Things I learned this week (five)

  • The joys of eating home-made crème brûlée totaly outweigh the hassle of making home-made crème brûlée.
  • While I knew about American football, I never knew there’s such a thing as an American football indoor league. And apparently, you can rent out the space in the black stuff beneath your eyes as advertising space.
  • In other sports—and I’m using the term very loosely here—related news, there also is such a thing as a World Nettle Eating Championship.
  • Arthroscopic surgery—which we call a ‘kijkoperatie’ in Dutch—does actually involve more than just looking. Who knew?

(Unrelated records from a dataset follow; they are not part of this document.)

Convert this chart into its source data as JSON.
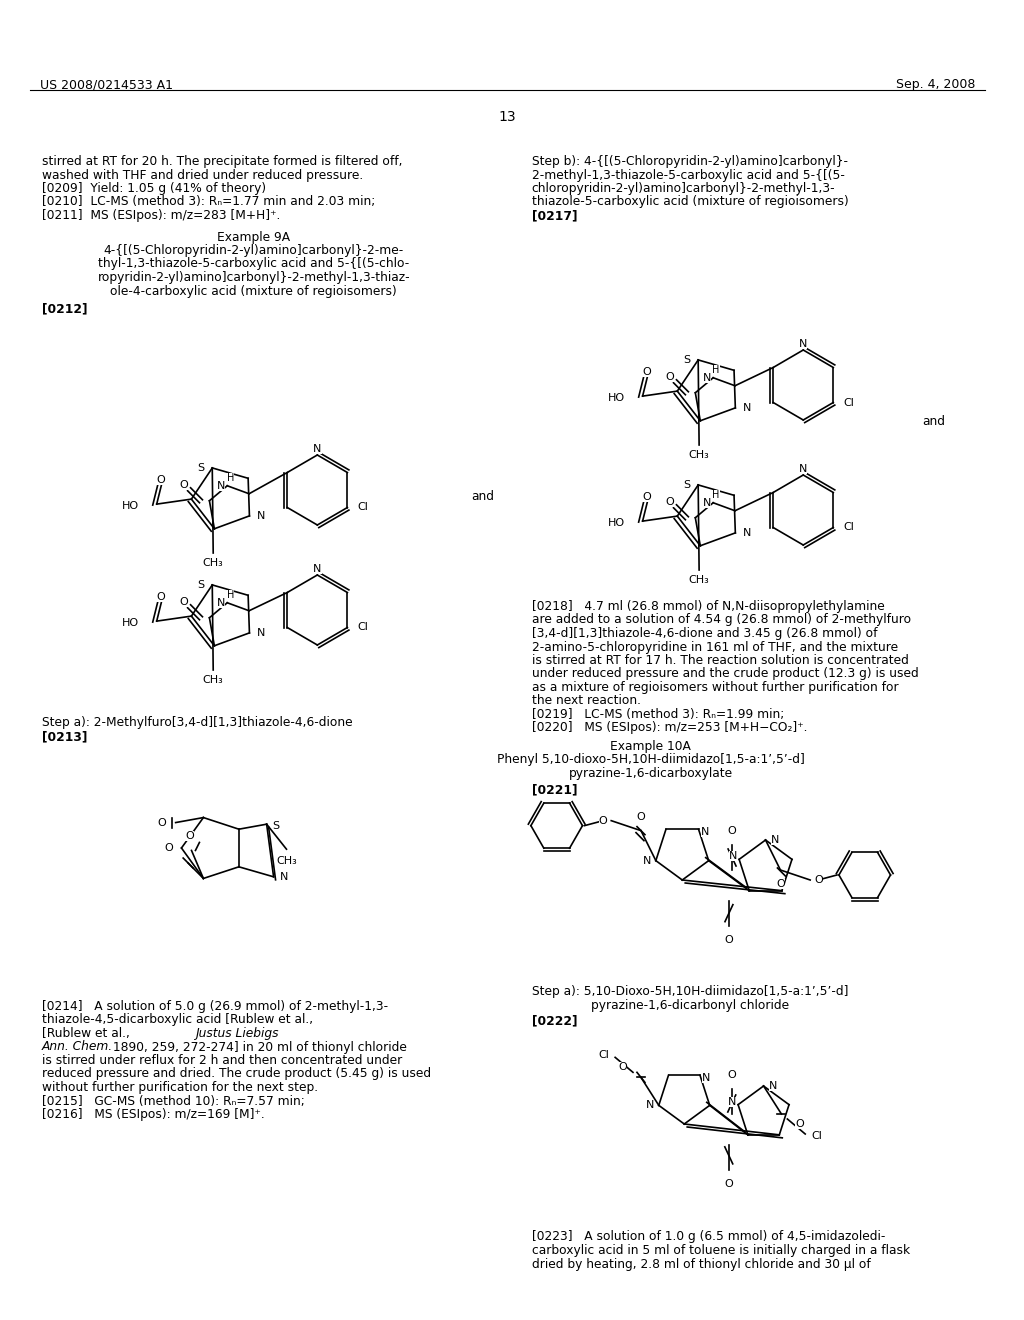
{
  "bg": "#ffffff",
  "tc": "#000000",
  "header_left": "US 2008/0214533 A1",
  "header_right": "Sep. 4, 2008",
  "page_num": "13"
}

  • LOL: In November, … the people of San Francisco will also vote on a measure to rename one of the city’s largest sewage works the George W Bush Sewage Plant, to provide a “fitting monument” to the outgoing commander-in-chief’s achievements.

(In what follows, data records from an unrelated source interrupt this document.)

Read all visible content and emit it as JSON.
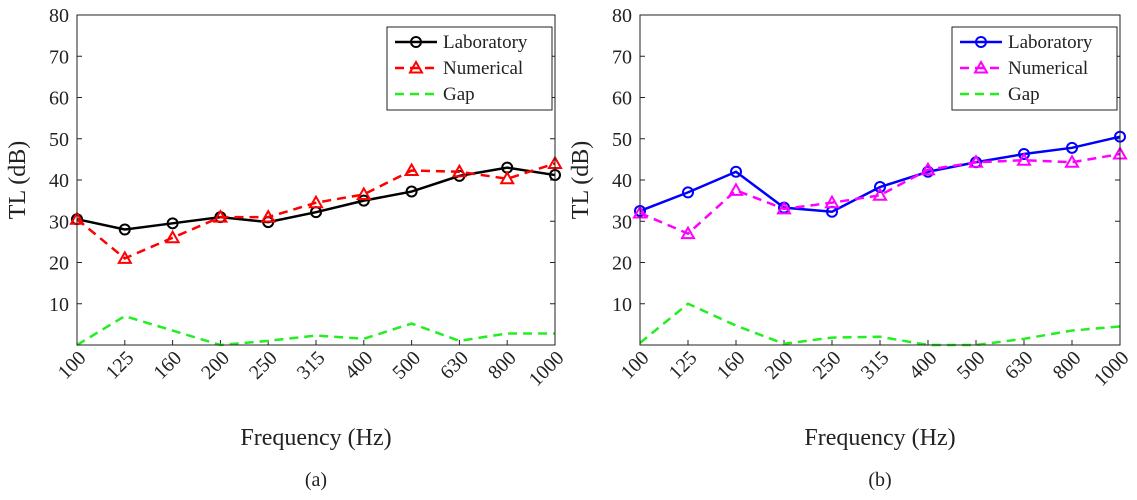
{
  "chart_data": [
    {
      "type": "line",
      "caption": "(a)",
      "x_label": "Frequency (Hz)",
      "y_label": "TL (dB)",
      "categories": [
        "100",
        "125",
        "160",
        "200",
        "250",
        "315",
        "400",
        "500",
        "630",
        "800",
        "1000"
      ],
      "ylim": [
        0,
        80
      ],
      "yticks": [
        10,
        20,
        30,
        40,
        50,
        60,
        70,
        80
      ],
      "legend": "upper right",
      "series": [
        {
          "name": "Laboratory",
          "color": "#000000",
          "linestyle": "solid",
          "marker": "circle",
          "values": [
            30.5,
            28,
            29.5,
            31,
            29.8,
            32.2,
            35,
            37.2,
            41,
            43,
            41.2
          ]
        },
        {
          "name": "Numerical",
          "color": "#ff0000",
          "linestyle": "dashed",
          "marker": "triangle",
          "values": [
            30.5,
            21,
            26,
            31,
            31,
            34.5,
            36.5,
            42.3,
            42,
            40.3,
            44
          ]
        },
        {
          "name": "Gap",
          "color": "#22ee22",
          "linestyle": "dashed",
          "values": [
            0,
            7,
            3.5,
            0,
            1,
            2.3,
            1.5,
            5.2,
            1,
            2.8,
            2.8
          ]
        }
      ]
    },
    {
      "type": "line",
      "caption": "(b)",
      "x_label": "Frequency (Hz)",
      "y_label": "TL (dB)",
      "categories": [
        "100",
        "125",
        "160",
        "200",
        "250",
        "315",
        "400",
        "500",
        "630",
        "800",
        "1000"
      ],
      "ylim": [
        0,
        80
      ],
      "yticks": [
        10,
        20,
        30,
        40,
        50,
        60,
        70,
        80
      ],
      "legend": "upper right",
      "series": [
        {
          "name": "Laboratory",
          "color": "#0000ff",
          "linestyle": "solid",
          "marker": "circle",
          "values": [
            32.5,
            37,
            42,
            33.3,
            32.3,
            38.3,
            42,
            44.3,
            46.3,
            47.8,
            50.5
          ]
        },
        {
          "name": "Numerical",
          "color": "#ff00ff",
          "linestyle": "dashed",
          "marker": "triangle",
          "values": [
            32,
            27,
            37.5,
            33,
            34.5,
            36.3,
            42.5,
            44.3,
            44.8,
            44.3,
            46.3
          ]
        },
        {
          "name": "Gap",
          "color": "#22ee22",
          "linestyle": "dashed",
          "values": [
            0.5,
            10,
            4.7,
            0.3,
            1.8,
            2,
            0,
            0,
            1.5,
            3.5,
            4.5
          ]
        }
      ]
    }
  ]
}
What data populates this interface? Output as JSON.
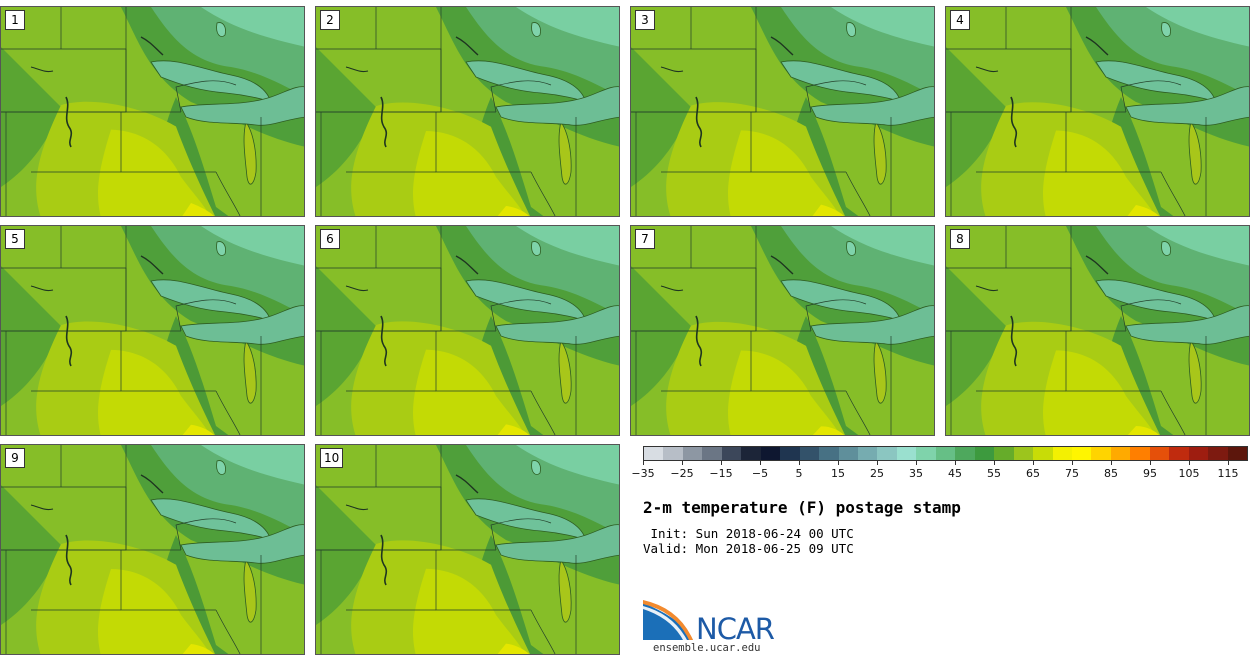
{
  "stamps": [
    {
      "label": "1",
      "warmth": 0.7
    },
    {
      "label": "2",
      "warmth": 0.55
    },
    {
      "label": "3",
      "warmth": 0.62
    },
    {
      "label": "4",
      "warmth": 0.6
    },
    {
      "label": "5",
      "warmth": 0.56
    },
    {
      "label": "6",
      "warmth": 0.58
    },
    {
      "label": "7",
      "warmth": 0.48
    },
    {
      "label": "8",
      "warmth": 0.5
    },
    {
      "label": "9",
      "warmth": 0.55
    },
    {
      "label": "10",
      "warmth": 0.57
    }
  ],
  "colorbar": {
    "unit": "F",
    "min": -35,
    "max": 120,
    "step": 5,
    "tick_labels": [
      "−35",
      "−25",
      "−15",
      "−5",
      "5",
      "15",
      "25",
      "35",
      "45",
      "55",
      "65",
      "75",
      "85",
      "95",
      "105",
      "115"
    ],
    "colors": [
      "#d8dde3",
      "#b7bec7",
      "#8d97a3",
      "#6b7685",
      "#3c475a",
      "#1c2538",
      "#0e1730",
      "#1f3550",
      "#33526a",
      "#477184",
      "#5f8f9b",
      "#76acb0",
      "#8bc6c1",
      "#9ae0cf",
      "#7fd3ab",
      "#66bf86",
      "#4ea85d",
      "#3d9a3e",
      "#66ac2a",
      "#9cc51d",
      "#c8dc07",
      "#f3f002",
      "#fff500",
      "#ffd400",
      "#ffaa00",
      "#ff7f00",
      "#e5500a",
      "#c02b0e",
      "#9e1d10",
      "#7d1a10",
      "#5c160c"
    ]
  },
  "title": "2-m temperature (F) postage stamp",
  "init_line": " Init: Sun 2018-06-24 00 UTC",
  "valid_line": "Valid: Mon 2018-06-25 09 UTC",
  "logo_text": "NCAR",
  "website": "ensemble.ucar.edu"
}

  • The Door to Hell is a very large cavern underground filled with a poisonous gas in Turkmenistan. When discovered, the gas was ignited, expecting it to burn off in a few hours. Thirty-five years later, it still burns.
  • Edward George Earle Bulwer-Lytton’s It was a dark and stormy night is said to be the canonical opening sentence for bad novels. Enter the Bulwer-Lytton Fiction Contest, where people try to write the most horrendous opening lines for fictional novels.